PART TWO-In the Aftermath of Asbestos: Mesothelioma and the Law
In PART TWO of our series, we’ll explore the complex and sometimes convoluted field of asbestos mesothelioma law—including its history, current applications and issues related to the future.
Mesothelioma law revolves around what is often called the “toxic tort”—a type of personal injury claim involving a substance known to be hazardous to human health that was negligently exposed to the public. Other common toxic tort cases relate to certain pharmaceuticals, as well as biohazards like Agent Orange.
The History of Mesothelioma and the Law
Asbestos-related illnesses first became a concern of the American medical community in the early decades of the 21st century, and the first related lawsuit was filed in 1929. That case was settled, with an agreement between both the parties and their respective counsel, not to pursue further litigation.
Until the large-scale issuance of regulations on asbestos began to occur in the 1970s and 1980s—much of it, by government bureaus like the Environmental Protection Agency (EPA) and the Occupational Health and Safety Administration (OHSA)—asbestos legal issues were relatively far and far between.
After that point, however, litigation regarding personal injury due to asbestos exposure experienced a sudden and drastic rise of occurrence. To date, well over 700,000 claimants have brought cases against more than 8,000 defendants—making asbestos the source of the largest U.S.-based mass tort in history.
With asbestos-related illnesses being diagnosed at a rate of more than 10,000 per year, resulting lawsuits have become an ever-present fixture on civil court dockets—even reaching as far as the U.S. Supreme Court, which has twice rejected attempts at settling asbestos injury cases via a massive class-action lawsuit.

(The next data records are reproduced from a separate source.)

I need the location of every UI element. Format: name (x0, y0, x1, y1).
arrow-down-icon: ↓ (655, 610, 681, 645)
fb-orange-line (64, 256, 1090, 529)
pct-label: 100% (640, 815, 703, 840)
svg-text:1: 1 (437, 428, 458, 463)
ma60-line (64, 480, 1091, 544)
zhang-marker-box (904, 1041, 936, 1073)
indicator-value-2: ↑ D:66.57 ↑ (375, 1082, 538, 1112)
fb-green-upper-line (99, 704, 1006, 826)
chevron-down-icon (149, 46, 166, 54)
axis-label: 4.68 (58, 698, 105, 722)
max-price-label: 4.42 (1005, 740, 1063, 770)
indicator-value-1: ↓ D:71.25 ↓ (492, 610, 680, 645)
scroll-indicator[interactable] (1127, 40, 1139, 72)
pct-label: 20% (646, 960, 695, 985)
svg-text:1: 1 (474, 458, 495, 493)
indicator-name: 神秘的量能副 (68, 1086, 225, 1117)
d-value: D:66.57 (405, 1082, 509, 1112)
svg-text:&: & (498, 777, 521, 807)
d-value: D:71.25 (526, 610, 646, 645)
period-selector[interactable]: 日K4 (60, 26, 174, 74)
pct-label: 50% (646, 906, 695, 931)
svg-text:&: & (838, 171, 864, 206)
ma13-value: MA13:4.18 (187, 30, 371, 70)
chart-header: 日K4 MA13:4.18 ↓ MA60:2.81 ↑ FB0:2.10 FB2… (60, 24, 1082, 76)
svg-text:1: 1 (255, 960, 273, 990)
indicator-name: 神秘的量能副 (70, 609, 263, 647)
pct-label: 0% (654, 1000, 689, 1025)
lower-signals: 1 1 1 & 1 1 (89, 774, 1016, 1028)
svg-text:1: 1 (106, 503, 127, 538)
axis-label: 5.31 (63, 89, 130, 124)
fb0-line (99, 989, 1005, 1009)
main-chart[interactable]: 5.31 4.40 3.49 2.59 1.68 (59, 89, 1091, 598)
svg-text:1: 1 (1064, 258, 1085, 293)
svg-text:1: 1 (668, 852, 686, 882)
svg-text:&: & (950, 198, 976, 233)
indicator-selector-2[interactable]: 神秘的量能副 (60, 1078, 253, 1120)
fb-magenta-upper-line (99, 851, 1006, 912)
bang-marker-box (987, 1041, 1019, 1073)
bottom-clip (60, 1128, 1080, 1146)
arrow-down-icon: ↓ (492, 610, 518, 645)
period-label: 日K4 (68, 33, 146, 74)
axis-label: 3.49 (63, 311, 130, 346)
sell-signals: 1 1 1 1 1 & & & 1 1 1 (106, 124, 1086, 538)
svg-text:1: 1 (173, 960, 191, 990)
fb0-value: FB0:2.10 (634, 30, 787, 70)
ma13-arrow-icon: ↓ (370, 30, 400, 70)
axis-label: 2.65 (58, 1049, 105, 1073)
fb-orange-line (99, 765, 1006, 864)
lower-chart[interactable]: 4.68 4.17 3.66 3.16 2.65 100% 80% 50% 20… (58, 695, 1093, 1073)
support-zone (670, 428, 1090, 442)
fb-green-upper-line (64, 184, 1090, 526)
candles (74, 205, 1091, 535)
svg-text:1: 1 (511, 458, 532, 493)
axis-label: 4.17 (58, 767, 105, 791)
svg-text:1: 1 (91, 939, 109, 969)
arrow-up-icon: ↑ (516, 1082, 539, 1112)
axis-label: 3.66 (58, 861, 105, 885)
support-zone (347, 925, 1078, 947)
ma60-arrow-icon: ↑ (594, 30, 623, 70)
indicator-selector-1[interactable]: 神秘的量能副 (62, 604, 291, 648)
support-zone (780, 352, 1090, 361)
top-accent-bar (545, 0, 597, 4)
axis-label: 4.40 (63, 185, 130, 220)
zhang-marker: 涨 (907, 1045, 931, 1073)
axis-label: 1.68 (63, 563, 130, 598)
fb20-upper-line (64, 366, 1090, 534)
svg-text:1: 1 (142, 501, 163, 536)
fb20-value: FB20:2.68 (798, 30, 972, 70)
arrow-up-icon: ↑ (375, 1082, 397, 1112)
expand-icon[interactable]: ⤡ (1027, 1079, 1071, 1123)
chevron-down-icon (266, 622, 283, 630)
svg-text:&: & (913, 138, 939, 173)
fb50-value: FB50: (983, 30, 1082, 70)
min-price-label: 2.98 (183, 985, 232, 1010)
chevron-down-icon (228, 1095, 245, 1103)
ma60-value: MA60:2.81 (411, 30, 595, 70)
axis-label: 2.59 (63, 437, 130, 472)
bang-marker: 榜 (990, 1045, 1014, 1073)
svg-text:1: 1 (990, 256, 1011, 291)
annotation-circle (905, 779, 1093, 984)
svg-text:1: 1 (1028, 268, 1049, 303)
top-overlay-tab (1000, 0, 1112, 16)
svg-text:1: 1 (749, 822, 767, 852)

The current standard for individual asbestos lawsuits is settlement—an out-of-court agreement reached between the two opposing parties to pay a negotiated sum of compensatory damages to the claimant. The average amount of such settlements is around one-million dollars.
Some cases do proceed to trial, but odds are not generally perceived to be on the defendants’ side in cases of documented asbestos injury following exposure.
Concerns about the Future of Mesothelioma Law
If the current trends continue, the overall cost of asbestos-injury litigation is projected to surpass $200 billion within the coming decades.
Efforts towards imposing federal regulation have been futile, but a currently pending piece of legislation—the Furthering Asbestos Claim Transparency Act (FACT)—is a current concern for victims’ advocacy organization and legal professionals alike.
Previous attempts, like 2003’s Fairness in Asbestos Injury Resolution Act, have failed to reach initiation. But even if the FACT Act meets the same fate, it is expected that lobbyists for the manufacturing industry will continue to make attempts at securing government intervention.